The French National Agency for the Security of Information Systems has publicly attributed a range of attacks that targeted multiple information technology providers in France to Russia’s Sandworm group.
A technical report released in late January by the agency, also known as ANSSI, details a campaign that ran from 2017 to 2020. It exploited a vulnerability in Centreon, a French IT resource monitoring platform that’s similar to the SolarWinds Worldwide LLC Orion platform that was famously compromised last year.
Centreon, while also offering services in North America, is popular among French companies and is also extensively used by the French government. Known Centreon customers include Airbus SE, Air France KLM S.A., Agence France-Presse, Euronews, Orange S.A., Arcelor Mittal S.A. and Sephora.

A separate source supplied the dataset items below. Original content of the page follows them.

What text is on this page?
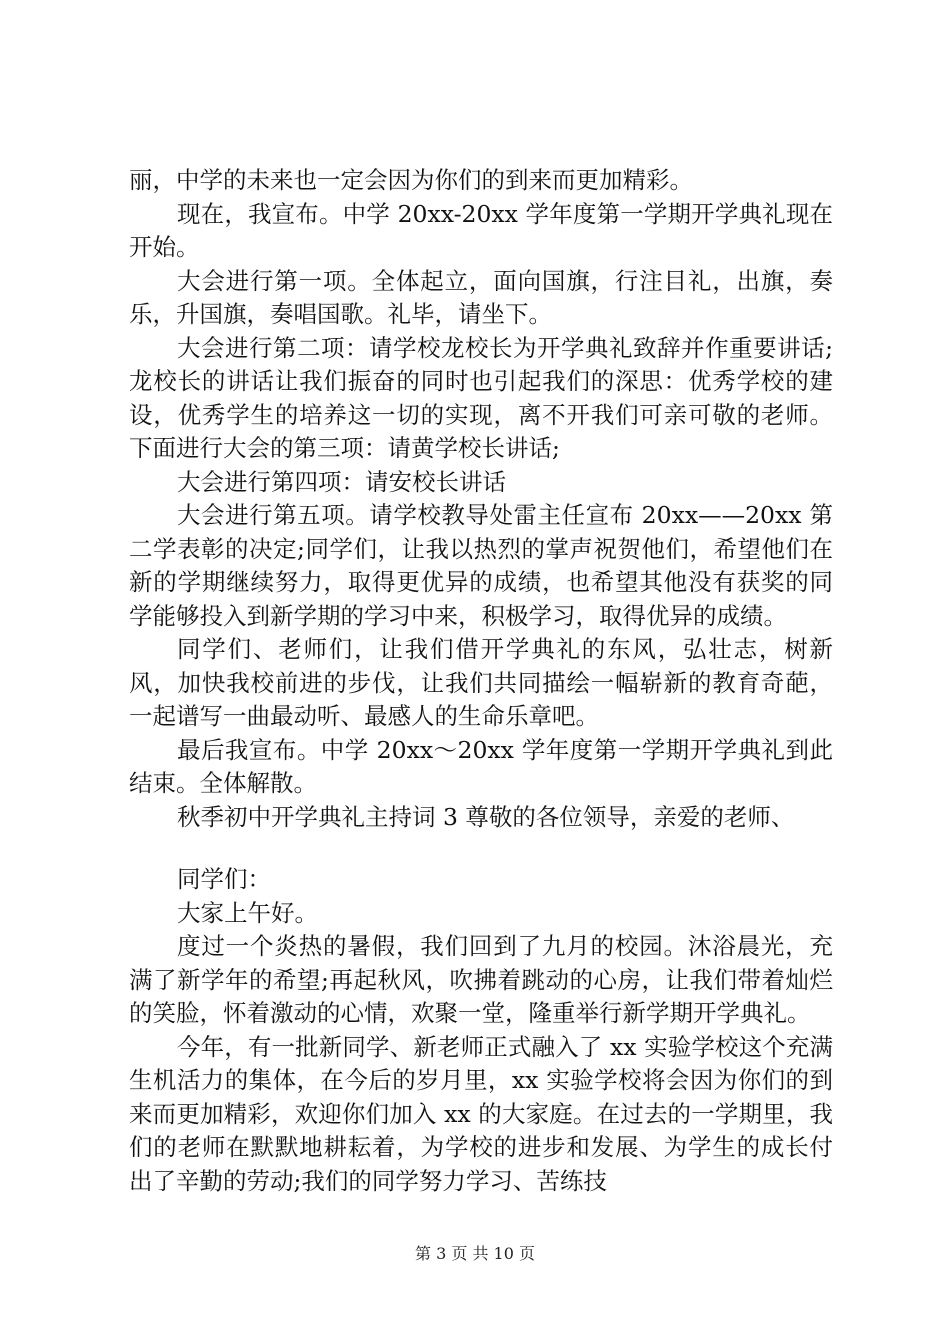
丽，中学的未来也一定会因为你们的到来而更加精彩。

现在，我宣布。中学 20xx-20xx 学年度第一学期开学典礼现在开始。

大会进行第一项。全体起立，面向国旗，行注目礼，出旗，奏乐，升国旗，奏唱国歌。礼毕，请坐下。

大会进行第二项：请学校龙校长为开学典礼致辞并作重要讲话;龙校长的讲话让我们振奋的同时也引起我们的深思：优秀学校的建设，优秀学生的培养这一切的实现，离不开我们可亲可敬的老师。下面进行大会的第三项：请黄学校长讲话;

大会进行第四项：请安校长讲话

大会进行第五项。请学校教导处雷主任宣布 20xx——20xx 第二学表彰的决定;同学们，让我以热烈的掌声祝贺他们，希望他们在新的学期继续努力，取得更优异的成绩，也希望其他没有获奖的同学能够投入到新学期的学习中来，积极学习，取得优异的成绩。

同学们、老师们，让我们借开学典礼的东风，弘壮志，树新风，加快我校前进的步伐，让我们共同描绘一幅崭新的教育奇葩，一起谱写一曲最动听、最感人的生命乐章吧。

最后我宣布。中学 20xx～20xx 学年度第一学期开学典礼到此结束。全体解散。

秋季初中开学典礼主持词 3 尊敬的各位领导，亲爱的老师、

同学们：

大家上午好。

度过一个炎热的暑假，我们回到了九月的校园。沐浴晨光，充满了新学年的希望;再起秋风，吹拂着跳动的心房，让我们带着灿烂的笑脸，怀着激动的心情，欢聚一堂，隆重举行新学期开学典礼。

今年，有一批新同学、新老师正式融入了 xx 实验学校这个充满生机活力的集体，在今后的岁月里，xx 实验学校将会因为你们的到来而更加精彩，欢迎你们加入 xx 的大家庭。在过去的一学期里，我们的老师在默默地耕耘着，为学校的进步和发展、为学生的成长付出了辛勤的劳动;我们的同学努力学习、苦练技

第 3 页 共 10 页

Upon gaining access via systems where Centreon was left connected to the internet, the attackers installed a version of the so-called P.A.S. web shell and the Exaramel backdoor trojan virus. ZDNet today described the pair as two malware strains that when used together allow hackers to gain full control of the compromised system and its adjacent network.
The involvement of Sandworm is not surprising. The U.S. National Security Agency issued a warning in May that Russian military hackers, the Sandworm Team, had been exploiting a known vulnerability in email servers since at least August 2019. In October, the Department of Justice indicated six Russians were related to Sandworm.

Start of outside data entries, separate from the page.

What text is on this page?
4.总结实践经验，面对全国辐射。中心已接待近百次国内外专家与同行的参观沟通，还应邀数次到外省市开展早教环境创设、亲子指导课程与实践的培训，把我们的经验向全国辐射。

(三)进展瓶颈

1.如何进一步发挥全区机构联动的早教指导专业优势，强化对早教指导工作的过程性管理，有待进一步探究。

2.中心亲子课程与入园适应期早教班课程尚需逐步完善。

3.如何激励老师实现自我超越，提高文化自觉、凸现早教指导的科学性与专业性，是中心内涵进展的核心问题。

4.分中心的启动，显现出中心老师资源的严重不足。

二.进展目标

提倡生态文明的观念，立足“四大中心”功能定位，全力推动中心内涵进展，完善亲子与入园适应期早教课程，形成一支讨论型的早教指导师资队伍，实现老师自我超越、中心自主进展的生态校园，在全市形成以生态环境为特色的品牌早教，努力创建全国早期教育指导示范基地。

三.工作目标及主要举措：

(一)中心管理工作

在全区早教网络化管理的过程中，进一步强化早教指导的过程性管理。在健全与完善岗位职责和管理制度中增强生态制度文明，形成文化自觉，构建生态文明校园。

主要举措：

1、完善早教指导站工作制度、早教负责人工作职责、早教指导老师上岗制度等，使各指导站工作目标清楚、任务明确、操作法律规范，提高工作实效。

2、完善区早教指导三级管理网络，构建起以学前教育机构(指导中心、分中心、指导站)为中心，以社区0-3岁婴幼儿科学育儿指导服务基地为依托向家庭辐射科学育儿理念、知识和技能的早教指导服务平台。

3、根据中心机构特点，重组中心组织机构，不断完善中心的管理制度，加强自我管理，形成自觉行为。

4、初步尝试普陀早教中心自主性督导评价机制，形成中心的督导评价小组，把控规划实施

The Justice Department indictment said the Sandworm members are employed by Unit 74455 of the Russian Main Intelligence Directorate, a military intelligence agency of the General Staff of the Armed Forces. Also known as APT 28 and Fancy Bear, the group has been linked to a wide range of attacks.
In August 2017 it was reported that APT 28 was using U.S. National Security Agency leak exploits to target high-profile hotel guests. MacOS malware discovered in February 2017 was also linked to the same group. In August 2018, Microsoft Corp. shut down some domains used by the group, but it was equivalent to swatting a few flies in a swarm. Sandworm was also linked to a hack that targeted the Pyeongchang Winter Olympics, the 2017 French elections and the NotPetya ransomware attacks.